What’s worse for relegation-haunted Wigan is that the Warriors, their rugby league tenants, have not even started trampling their way across the DW Stadium yet.
God knows what the surface will be like when the Warriors’ season gets in full swing, but if the Latics think they can play their passing game on it and beat the drop, they are done for.
OK, they received outrageous help from the pitch with Phil Neville’s own goal, which took a horrible deviation from a divot to spiral past Everton keeper Tim Howard, but the home side were largely undermined by trying to pass their way across a cow patch.
Old boy Leighton Baines escaped relegation on the last day of his second season at Wigan, but thinks they will be hard pressed to do so again, unless they adapt. Everton, he said, had to “go back to basics” to grind out results and he hopes Wigan can follow suit.
He said: “The pitch isn’t great, as you could see from their goal. There were quite a few holes. Wigan like to try and pass the ball so it doesn’t help them. They play some good stuff at times but it is not easy to knock it around on that pitch.
“It is nobody else’s job to decide what they should do, but you wonder if they have to adapt a little bit and find a way to win games. We have had to do that.
“Earlier on in the season we weren’t getting any results so we went back to basics and that helped.”
The reality for both clubs is this was an awful game, although the Arctic weather did not help. But Wigan’s problems run deeper.

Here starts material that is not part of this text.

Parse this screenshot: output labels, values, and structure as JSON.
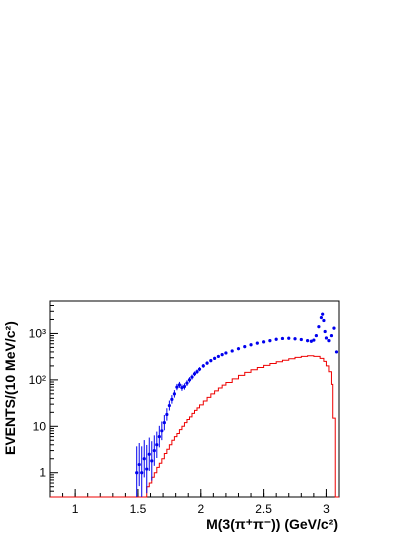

They look a team without belief, they can’t win or even score, and when Everton did the job for them (although neither Neville nor Howard were to blame), they did not have the tenacity to hang on.
Maybe they don’t have the players to grit things out, but a passing game without a cutting edge is a dangerous tactic.
Manager Roberto Martinez may have built his reputation on it, but for all that he insisted afterwards his side were “the dominant one”, reputations don’t last long in football.
He said: “We are not a strong team, one who will play long balls, be direct and play percentage football.
“We need to play with a smile on our faces, with arrogance and bravery and we did that today. That’s how we have to carry on.” Baines’ delivery created the late equaliser for Victor Anichebe (below, right) and perhaps Everton should have scored earlier when Darron Gibson blazed over.
Yet Everton also seemed tired. And boss David Moyes warned: “I said at the start of the season it was going to be difficult and I don’t think things have changed because we’ve made a few signings and beaten Manchester City in midweek.”